Но дальше, Сократ говорит следующее: "По гнездам этих птиц Космос
устанавливает так называемые "дни Алкион", образующие рубеж между зимним
холодом и погожей порою, и сегодня, скорее всего, один из таких
пограничных дней. Разве ты не видишь, как сейчас безоблачно небо, а море
спокойно и безмятежно и напоминает, если можно так сказать, зеркало".
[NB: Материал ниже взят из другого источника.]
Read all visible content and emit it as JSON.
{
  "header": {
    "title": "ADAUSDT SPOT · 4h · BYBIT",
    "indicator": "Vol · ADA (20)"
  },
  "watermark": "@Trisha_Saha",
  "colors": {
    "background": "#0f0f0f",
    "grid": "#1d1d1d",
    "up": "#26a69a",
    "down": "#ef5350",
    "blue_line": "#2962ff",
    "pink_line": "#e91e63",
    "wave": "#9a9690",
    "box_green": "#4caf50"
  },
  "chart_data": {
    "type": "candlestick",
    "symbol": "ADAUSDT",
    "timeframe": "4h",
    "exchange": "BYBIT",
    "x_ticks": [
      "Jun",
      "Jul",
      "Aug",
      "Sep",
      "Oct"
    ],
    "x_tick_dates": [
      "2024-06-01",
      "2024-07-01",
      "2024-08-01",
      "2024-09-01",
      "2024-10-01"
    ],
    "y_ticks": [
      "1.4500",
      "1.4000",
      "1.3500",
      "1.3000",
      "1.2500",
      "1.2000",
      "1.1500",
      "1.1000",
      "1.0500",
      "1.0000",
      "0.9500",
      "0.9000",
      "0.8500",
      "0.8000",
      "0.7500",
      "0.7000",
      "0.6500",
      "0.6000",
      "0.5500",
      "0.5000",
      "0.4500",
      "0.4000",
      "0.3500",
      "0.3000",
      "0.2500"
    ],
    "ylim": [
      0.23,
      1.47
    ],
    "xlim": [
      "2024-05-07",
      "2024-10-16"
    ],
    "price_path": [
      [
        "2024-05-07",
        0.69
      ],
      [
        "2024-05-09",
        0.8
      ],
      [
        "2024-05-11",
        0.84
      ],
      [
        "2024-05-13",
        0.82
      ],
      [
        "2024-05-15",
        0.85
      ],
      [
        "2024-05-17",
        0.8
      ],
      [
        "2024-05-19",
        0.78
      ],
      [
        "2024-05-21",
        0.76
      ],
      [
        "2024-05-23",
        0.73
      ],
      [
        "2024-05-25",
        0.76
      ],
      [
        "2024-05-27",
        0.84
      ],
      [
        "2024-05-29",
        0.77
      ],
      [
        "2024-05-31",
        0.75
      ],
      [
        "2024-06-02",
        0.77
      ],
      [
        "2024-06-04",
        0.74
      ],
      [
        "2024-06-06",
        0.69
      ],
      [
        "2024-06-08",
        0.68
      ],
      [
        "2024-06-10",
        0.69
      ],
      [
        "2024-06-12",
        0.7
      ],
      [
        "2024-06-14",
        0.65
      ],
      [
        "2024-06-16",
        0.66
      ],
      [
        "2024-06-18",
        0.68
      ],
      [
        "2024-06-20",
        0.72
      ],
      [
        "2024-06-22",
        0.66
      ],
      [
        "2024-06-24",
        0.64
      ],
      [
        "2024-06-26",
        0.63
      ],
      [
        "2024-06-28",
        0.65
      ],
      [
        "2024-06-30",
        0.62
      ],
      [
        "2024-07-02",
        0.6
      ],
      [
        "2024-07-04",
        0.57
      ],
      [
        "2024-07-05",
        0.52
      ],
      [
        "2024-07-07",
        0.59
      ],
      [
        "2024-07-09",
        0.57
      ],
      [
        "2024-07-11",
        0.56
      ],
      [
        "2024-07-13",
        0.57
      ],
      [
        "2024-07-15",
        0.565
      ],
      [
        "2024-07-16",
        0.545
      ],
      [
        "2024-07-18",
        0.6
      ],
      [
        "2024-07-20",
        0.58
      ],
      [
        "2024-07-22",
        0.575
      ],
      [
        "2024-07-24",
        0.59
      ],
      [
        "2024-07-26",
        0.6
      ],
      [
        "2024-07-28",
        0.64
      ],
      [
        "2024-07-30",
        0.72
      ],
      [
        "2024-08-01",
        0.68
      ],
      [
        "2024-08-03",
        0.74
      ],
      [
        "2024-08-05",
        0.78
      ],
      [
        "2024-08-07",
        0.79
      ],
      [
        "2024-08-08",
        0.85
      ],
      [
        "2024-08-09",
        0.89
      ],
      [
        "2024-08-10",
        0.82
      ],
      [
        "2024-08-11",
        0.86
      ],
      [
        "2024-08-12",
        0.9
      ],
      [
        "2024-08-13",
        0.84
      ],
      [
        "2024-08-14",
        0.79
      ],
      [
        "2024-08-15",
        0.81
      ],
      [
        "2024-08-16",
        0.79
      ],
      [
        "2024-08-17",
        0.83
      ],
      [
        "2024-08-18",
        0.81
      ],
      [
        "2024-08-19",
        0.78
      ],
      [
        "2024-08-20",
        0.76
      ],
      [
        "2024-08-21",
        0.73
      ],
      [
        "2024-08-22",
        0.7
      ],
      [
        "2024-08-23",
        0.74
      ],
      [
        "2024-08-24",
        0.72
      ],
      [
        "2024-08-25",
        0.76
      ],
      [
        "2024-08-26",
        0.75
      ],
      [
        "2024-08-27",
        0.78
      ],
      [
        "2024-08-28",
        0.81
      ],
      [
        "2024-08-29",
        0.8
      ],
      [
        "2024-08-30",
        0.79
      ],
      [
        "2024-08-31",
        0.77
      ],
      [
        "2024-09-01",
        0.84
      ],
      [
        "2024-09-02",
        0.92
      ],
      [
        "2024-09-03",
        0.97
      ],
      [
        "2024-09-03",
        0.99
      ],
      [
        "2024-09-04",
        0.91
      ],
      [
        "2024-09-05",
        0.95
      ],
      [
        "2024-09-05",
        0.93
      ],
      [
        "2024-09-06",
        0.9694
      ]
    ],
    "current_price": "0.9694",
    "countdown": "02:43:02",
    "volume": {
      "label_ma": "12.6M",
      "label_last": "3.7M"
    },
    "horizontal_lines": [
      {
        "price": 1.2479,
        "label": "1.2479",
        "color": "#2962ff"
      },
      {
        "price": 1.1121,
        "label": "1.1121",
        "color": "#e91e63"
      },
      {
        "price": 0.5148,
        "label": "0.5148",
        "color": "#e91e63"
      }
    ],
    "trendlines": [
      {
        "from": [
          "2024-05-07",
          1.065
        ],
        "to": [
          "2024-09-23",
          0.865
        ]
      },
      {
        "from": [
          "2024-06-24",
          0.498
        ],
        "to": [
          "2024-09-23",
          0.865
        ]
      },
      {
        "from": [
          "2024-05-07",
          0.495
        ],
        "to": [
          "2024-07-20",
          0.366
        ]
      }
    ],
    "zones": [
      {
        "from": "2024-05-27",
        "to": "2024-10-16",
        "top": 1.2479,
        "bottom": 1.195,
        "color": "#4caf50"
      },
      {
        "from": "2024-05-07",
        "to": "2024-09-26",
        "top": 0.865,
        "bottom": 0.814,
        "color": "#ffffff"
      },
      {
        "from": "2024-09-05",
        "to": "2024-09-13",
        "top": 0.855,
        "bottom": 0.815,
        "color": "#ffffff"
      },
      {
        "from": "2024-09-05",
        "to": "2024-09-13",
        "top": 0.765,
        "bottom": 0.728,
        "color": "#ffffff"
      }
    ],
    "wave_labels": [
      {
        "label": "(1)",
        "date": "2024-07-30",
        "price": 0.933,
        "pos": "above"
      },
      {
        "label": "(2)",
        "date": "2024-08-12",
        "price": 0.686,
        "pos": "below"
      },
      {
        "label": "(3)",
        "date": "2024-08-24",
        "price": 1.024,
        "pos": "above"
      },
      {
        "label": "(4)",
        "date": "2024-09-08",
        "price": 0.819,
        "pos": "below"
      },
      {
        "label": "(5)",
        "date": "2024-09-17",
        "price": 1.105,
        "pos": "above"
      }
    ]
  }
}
Без комментаторов понять что-либо в этом рассказе трудно, и А. Ф. Лосев и
А. А. Тахо-Годи, разъясняют, что согласно древним авторам, Алкиона делает
гнезда на берегу моря, и они уничтожаются волнами. Поэтому Зевс из жалости
предписал ветрам спокойствие в течение семи дней до зимнего солнцестояния
и семи после него, чтобы Алкиона высидела птенцов. Это тихое время
именуется алкионовыми днями.
Миф замечательно поэтичен, но не только. В наказание за счастье, Алкиону
помещают на границу между бурными, непогожими и спокойными днями. И
птенцов она высиживает на узкой полоске, отделяющей воду от суши. На самом
деле, Алкиону учат жить, учат пограничности жизни.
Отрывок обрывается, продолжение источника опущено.